I agree with the judgment that, at this time, the College should not adopt a rule prohibiting students from joining unrecognized social organizations that retain discriminatory membership policies. Students will decide for themselves whether to engage with these organizations, as members or otherwise. But just as students have choice, so too the College must determine for itself the structure of activities that it funds or endorses (including through fellowship recommendations from the dean), or that otherwise occur under its auspices. Captains of intercollegiate sports teams and leaders of organizations funded, sponsored, or recognized by Harvard College in a very real sense represent the College. They benefit from its resources. They operate under its name. Especially as it seeks to break down structural barriers to an effectively inclusive campus, the College is right to ensure that the areas in which it provides resources and endorsement advance and reinforce its values of non-discrimination.

As Faust writes, this new Harvard policy is part of the University’s attempts to change “campus culture” around gender.  Though Faust uses the language of inclusion and non-discrimination, the policy appears clearly focused on all-male Final Clubs with an attempt to address sexual misconduct on campus.  As Harvard Magazine notes in its article on the policy, “Single-gender organizations that are recognized by the University, such as the South Asian Men’s Collective or the Association of Black Harvard Women, won’t be affected.”

Photo: Harvard Public Affairs & Communications

Photo: Harvard Public Affairs & Communications

Sexual misconduct is clearly a challenge and has been the focus of much college and university administrative time and energy  across the country since the Department of Education (DOE) issued its now infamous “Dear Colleague letter” in 2011. Many colleges, including Harvard, have found themselves under investigation by the DOE  for possible violations of Federal law over how they handle sexual misconduct and harassment.

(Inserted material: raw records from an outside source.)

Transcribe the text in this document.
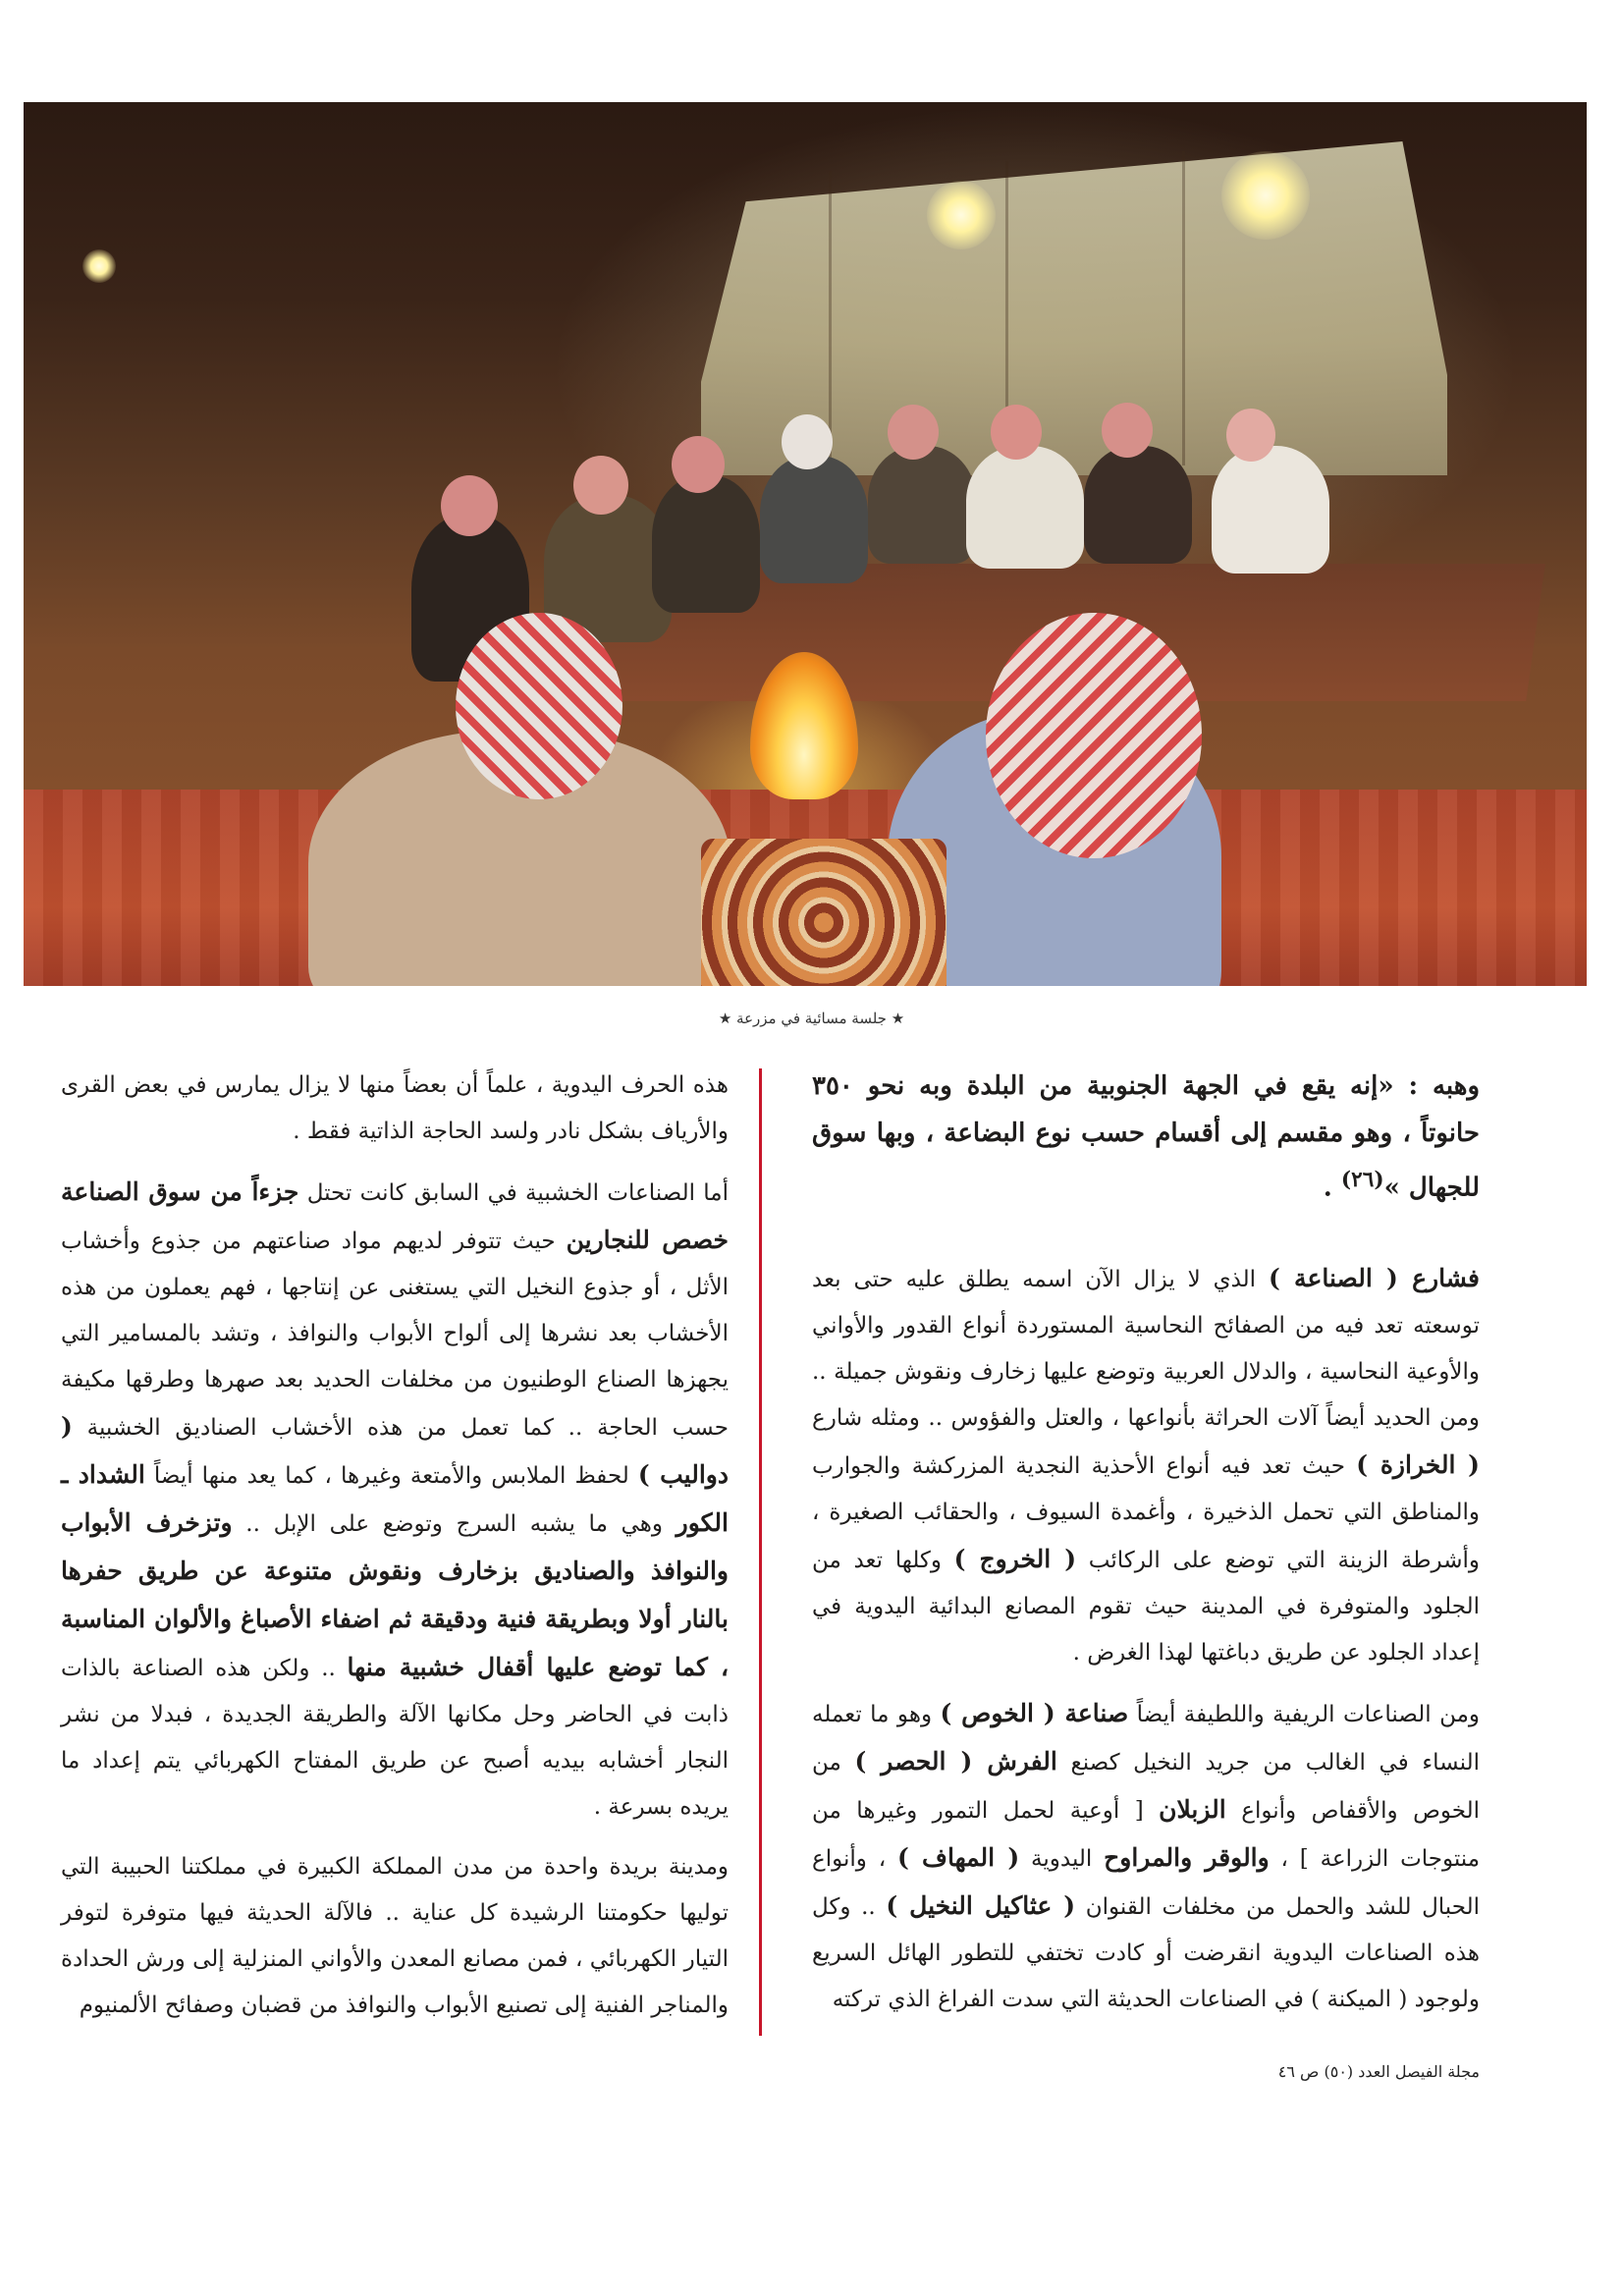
★ جلسة مسائية في مزرعة ★

وهبه : «إنه يقع في الجهة الجنوبية من البلدة وبه نحو ٣٥٠ حانوتاً ، وهو مقسم إلى أقسام حسب نوع البضاعة ، وبها سوق للجهال »$^{(٢٦)}$ .

فشارع ( الصناعة ) الذي لا يزال الآن اسمه يطلق عليه حتى بعد توسعته تعد فيه من الصفائح النحاسية المستوردة أنواع القدور والأواني والأوعية النحاسية ، والدلال العربية وتوضع عليها زخارف ونقوش جميلة .. ومن الحديد أيضاً آلات الحراثة بأنواعها ، والعتل والفؤوس .. ومثله شارع ( الخرازة ) حيث تعد فيه أنواع الأحذية النجدية المزركشة والجوارب والمناطق التي تحمل الذخيرة ، وأغمدة السيوف ، والحقائب الصغيرة ، وأشرطة الزينة التي توضع على الركائب ( الخروج ) وكلها تعد من الجلود والمتوفرة في المدينة حيث تقوم المصانع البدائية اليدوية في إعداد الجلود عن طريق دباغتها لهذا الغرض .

ومن الصناعات الريفية واللطيفة أيضاً صناعة ( الخوص ) وهو ما تعمله النساء في الغالب من جريد النخيل كصنع الفرش ( الحصر ) من الخوص والأقفاص وأنواع الزبلان [ أوعية لحمل التمور وغيرها من منتوجات الزراعة ] ، والوقر والمراوح اليدوية ( المهاف ) ، وأنواع الحبال للشد والحمل من مخلفات القنوان ( عثاكيل النخيل ) .. وكل هذه الصناعات اليدوية انقرضت أو كادت تختفي للتطور الهائل السريع ولوجود ( الميكنة ) في الصناعات الحديثة التي سدت الفراغ الذي تركته

هذه الحرف اليدوية ، علماً أن بعضاً منها لا يزال يمارس في بعض القرى والأرياف بشكل نادر ولسد الحاجة الذاتية فقط .

أما الصناعات الخشبية في السابق كانت تحتل جزءاً من سوق الصناعة خصص للنجارين حيث تتوفر لديهم مواد صناعتهم من جذوع وأخشاب الأثل ، أو جذوع النخيل التي يستغنى عن إنتاجها ، فهم يعملون من هذه الأخشاب بعد نشرها إلى ألواح الأبواب والنوافذ ، وتشد بالمسامير التي يجهزها الصناع الوطنيون من مخلفات الحديد بعد صهرها وطرقها مكيفة حسب الحاجة .. كما تعمل من هذه الأخشاب الصناديق الخشبية ( دواليب ) لحفظ الملابس والأمتعة وغيرها ، كما يعد منها أيضاً الشداد ـ الكور وهي ما يشبه السرج وتوضع على الإبل .. وتزخرف الأبواب والنوافذ والصناديق بزخارف ونقوش متنوعة عن طريق حفرها بالنار أولا وبطريقة فنية ودقيقة ثم اضفاء الأصباغ والألوان المناسبة ، كما توضع عليها أقفال خشبية منها .. ولكن هذه الصناعة بالذات ذابت في الحاضر وحل مكانها الآلة والطريقة الجديدة ، فبدلا من نشر النجار أخشابه بيديه أصبح عن طريق المفتاح الكهربائي يتم إعداد ما يريده بسرعة .

ومدينة بريدة واحدة من مدن المملكة الكبيرة في مملكتنا الحبيبة التي توليها حكومتنا الرشيدة كل عناية .. فالآلة الحديثة فيها متوفرة لتوفر التيار الكهربائي ، فمن مصانع المعدن والأواني المنزلية إلى ورش الحدادة والمناجر الفنية إلى تصنيع الأبواب والنوافذ من قضبان وصفائح الألمنيوم

مجلة الفيصل العدد (٥٠) ص ٤٦
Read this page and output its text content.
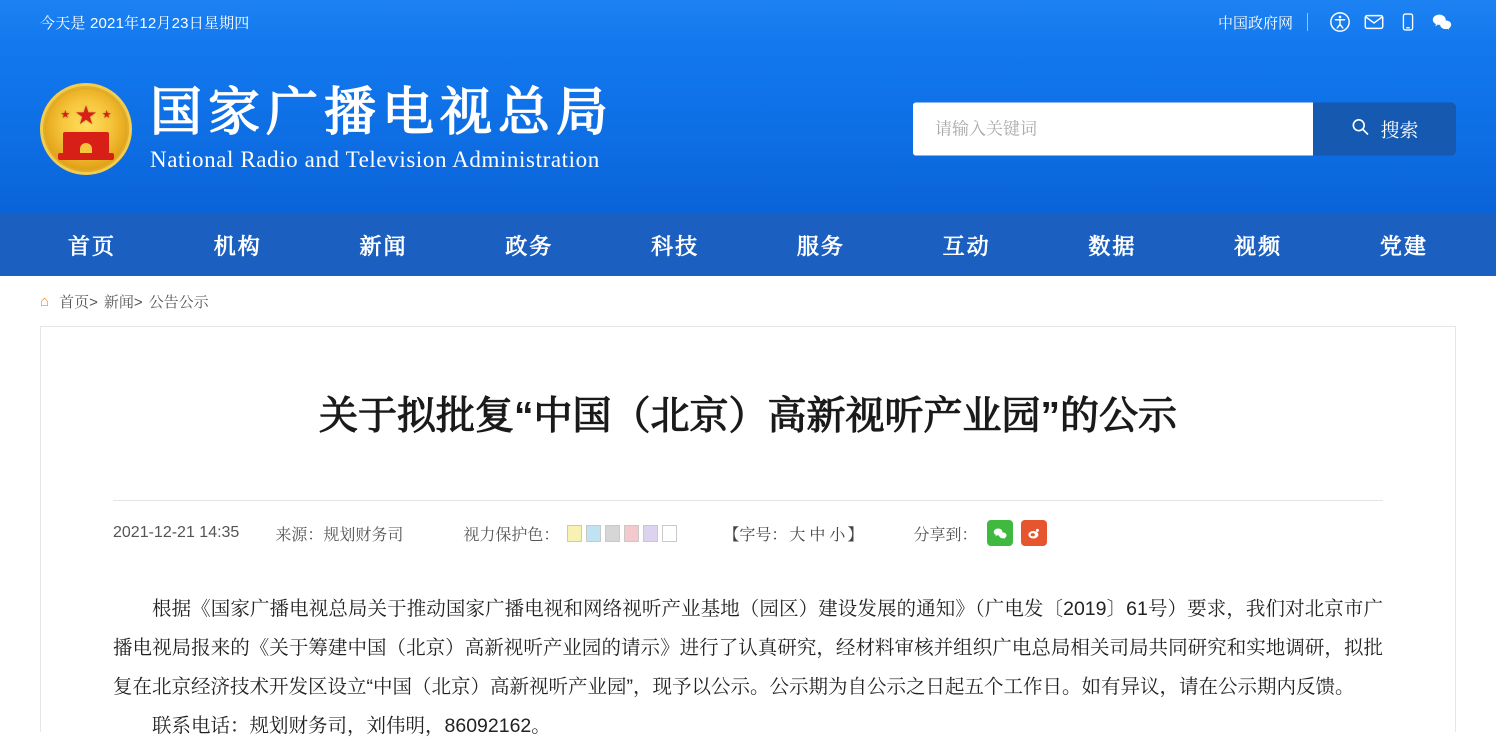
今天是 2021年12月23日星期四	中国政府网
★
★	★ 国家广播电视总局
National Radio and Television Administration
请输入关键词
搜索
首页	机构	新闻	政务	科技	服务	互动	数据	视频	党建
⌂ 首页> 新闻> 公告公示
关于拟批复“中国（北京）高新视听产业园”的公示
2021-12-21 14:35 来源：规划财务司	视力保护色：	【字号： 大 中 小 】	分享到：

根据《国家广播电视总局关于推动国家广播电视和网络视听产业基地（园区）建设发展的通知》（广电发〔2019〕61号）要求，我们对北京市广播电视局报来的《关于筹建中国（北京）高新视听产业园的请示》进行了认真研究，经材料审核并组织广电总局相关司局共同研究和实地调研，拟批复在北京经济技术开发区设立“中国（北京）高新视听产业园”，现予以公示。公示期为自公示之日起五个工作日。如有异议，请在公示期内反馈。

联系电话：规划财务司，刘伟明，86092162。
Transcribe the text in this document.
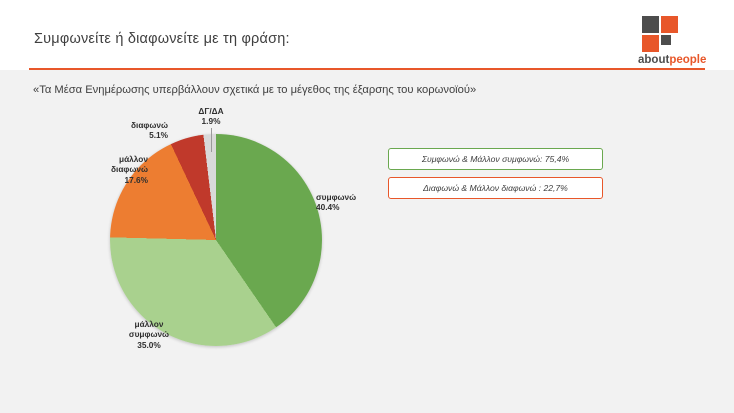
Συμφωνείτε ή διαφωνείτε με τη φράση:
aboutpeople
«Τα Μέσα Ενημέρωσης υπερβάλλουν σχετικά με το μέγεθος της έξαρσης του κορωνοϊού»
συμφωνώ
40.4%
μάλλον
συμφωνώ
35.0%
μάλλον
διαφωνώ
17.6%
διαφωνώ
5.1%
ΔΓ/ΔΑ
1.9%
Συμφωνώ & Μάλλον συμφωνώ: 75,4%
Διαφωνώ & Μάλλον διαφωνώ : 22,7%
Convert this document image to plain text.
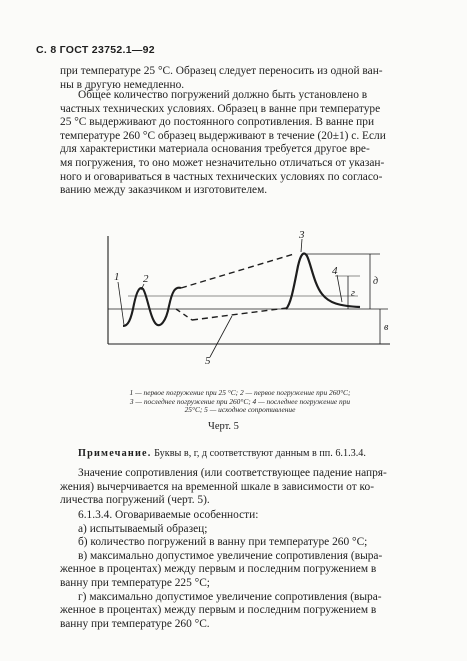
С. 8 ГОСТ 23752.1—92
при температуре 25 °С. Образец следует переносить из одной ван-
ны в другую немедленно.
Общее количество погружений должно быть установлено в
частных технических условиях. Образец в ванне при температуре
25 °С выдерживают до постоянного сопротивления. В ванне при
температуре 260 °С образец выдерживают в течение (20±1) с. Если
для характеристики материала основания требуется другое вре-
мя погружения, то оно может незначительно отличаться от указан-
ного и оговариваться в частных технических условиях по согласо-
ванию между заказчиком и изготовителем.
1 2
3
4
5
в
г
д
1 — первое погружение при 25 °С; 2 — первое погружение при 260°С;
3 — последнее погружение при 260°С; 4 — последнее погружение при
25°С; 5 — исходное сопротивление
Черт. 5
Примечание. Буквы в, г, д соответствуют данным в пп. 6.1.3.4.
Значение сопротивления (или соответствующее падение напря-
жения) вычерчивается на временной шкале в зависимости от ко-
личества погружений (черт. 5).
6.1.3.4. Оговариваемые особенности:
а) испытываемый образец;
б) количество погружений в ванну при температуре 260 °С;
в) максимально допустимое увеличение сопротивления (выра-
женное в процентах) между первым и последним погружением в
ванну при температуре 225 °С;
г) максимально допустимое увеличение сопротивления (выра-
женное в процентах) между первым и последним погружением в
ванну при температуре 260 °С.
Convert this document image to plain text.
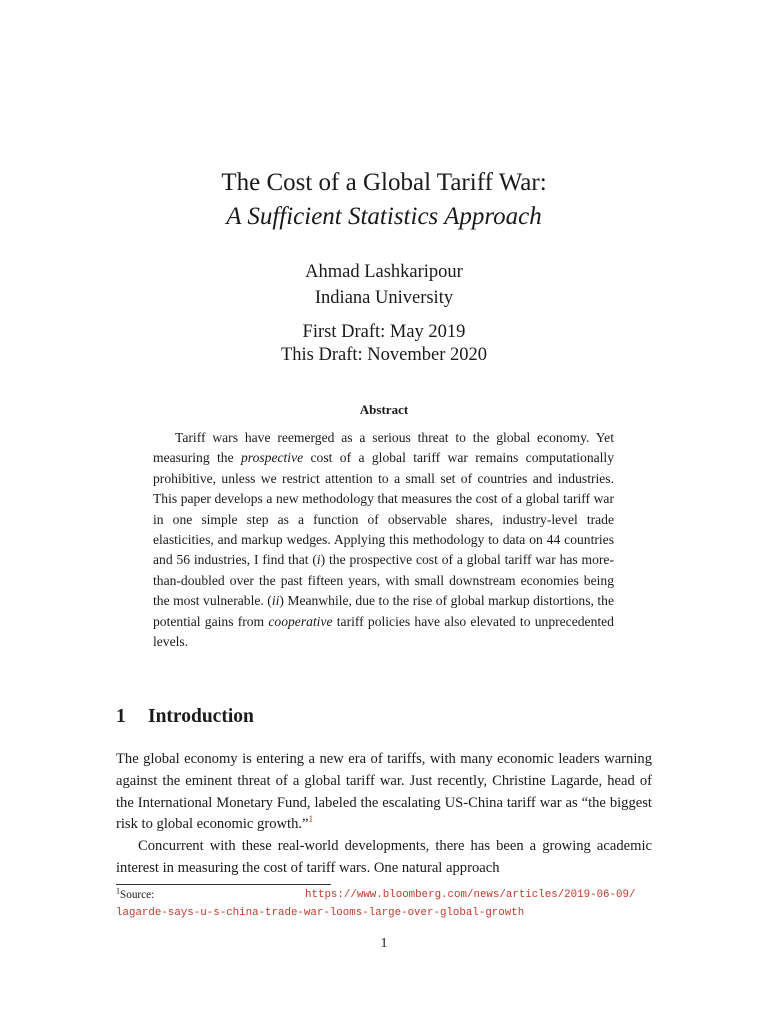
The Cost of a Global Tariff War:
A Sufficient Statistics Approach
Ahmad Lashkaripour
Indiana University
First Draft: May 2019
This Draft: November 2020
Abstract

Tariff wars have reemerged as a serious threat to the global economy. Yet measuring the prospective cost of a global tariff war remains computationally prohibitive, unless we restrict attention to a small set of countries and industries. This paper develops a new methodology that measures the cost of a global tariff war in one simple step as a function of observable shares, industry-level trade elasticities, and markup wedges. Applying this methodology to data on 44 countries and 56 industries, I find that (i) the prospective cost of a global tariff war has more-than-doubled over the past fifteen years, with small downstream economies being the most vulnerable. (ii) Meanwhile, due to the rise of global markup distortions, the potential gains from cooperative tariff policies have also elevated to unprecedented levels.

1 Introduction

The global economy is entering a new era of tariffs, with many economic leaders warning against the eminent threat of a global tariff war. Just recently, Christine Lagarde, head of the International Monetary Fund, labeled the escalating US-China tariff war as “the biggest risk to global economic growth.”$^1$

Concurrent with these real-world developments, there has been a growing academic interest in measuring the cost of tariff wars. One natural approach

$^1$Source:	https://www.bloomberg.com/news/articles/2019-06-09/
lagarde-says-u-s-china-trade-war-looms-large-over-global-growth
1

As complicated as the issue of sexual misconduct is, this policy seems likely to be both ineffectual and, more importantly, unjust.  First, creating coed Final Clubs does not go to the root of the problem, which is alcohol use and abuse among undergraduates.  Schools all over the country know this problem has no easy solution.  Most students go to university for the social interactions with their peers and alcohol is inevitably part of those interactions, even on allegedly dry campuses.

Second, the policy punishes individuals on the basis of whom they associate with.  The Foundation for Individual Rights in Education (FIRE) was strongly critical of the decision as a violation of students’ right to freedom of association .  In an article entitled, “Harvard Brings Back the Blacklist for Final Club, Fraternity, Sorority Students,” FIRE writes:

Harvard’s decision simply demonstrates that it is willing to sacrifice students’ basic freedom of association to the whims of whoever occupies the administrative suites today,” said FIRE co-founder, civil liberties attorney, and Harvard Law alumnus Harvey Silverglate. “Who’s to say that Harvard’s leaders five years from now won’t decide that Catholics or Republicans should be blacklisted because they might not line up with Harvard’s preferred values?”

The concerns about freedom of association seem quite legitimate to me.  As a President of a single gender college, I particularly find the language of “self-segregation” problematic.  The young men who attend Saint John’s University consciously choose, as part of their education, to “self-segregate” in Saint John’s dorms and on campus in the evenings when Bennies have returned to CSB.  The notion that Johnnies need to defend that choice or are implicitly accused of have “unenlightened” ideas about gender is highly offensive.  The Harvard administration would never imply that the choices of women at Wellesley or Smith or Mount Holyoke or the American Association of University Women are cause for concern.

We certainly need to think hard about how to address issues of sexual misconduct on campus, but stereotyping men who might choose to socialize with other men and punishing them in the absence of any evidence of bad behavior does not seem likely to improve campus culture.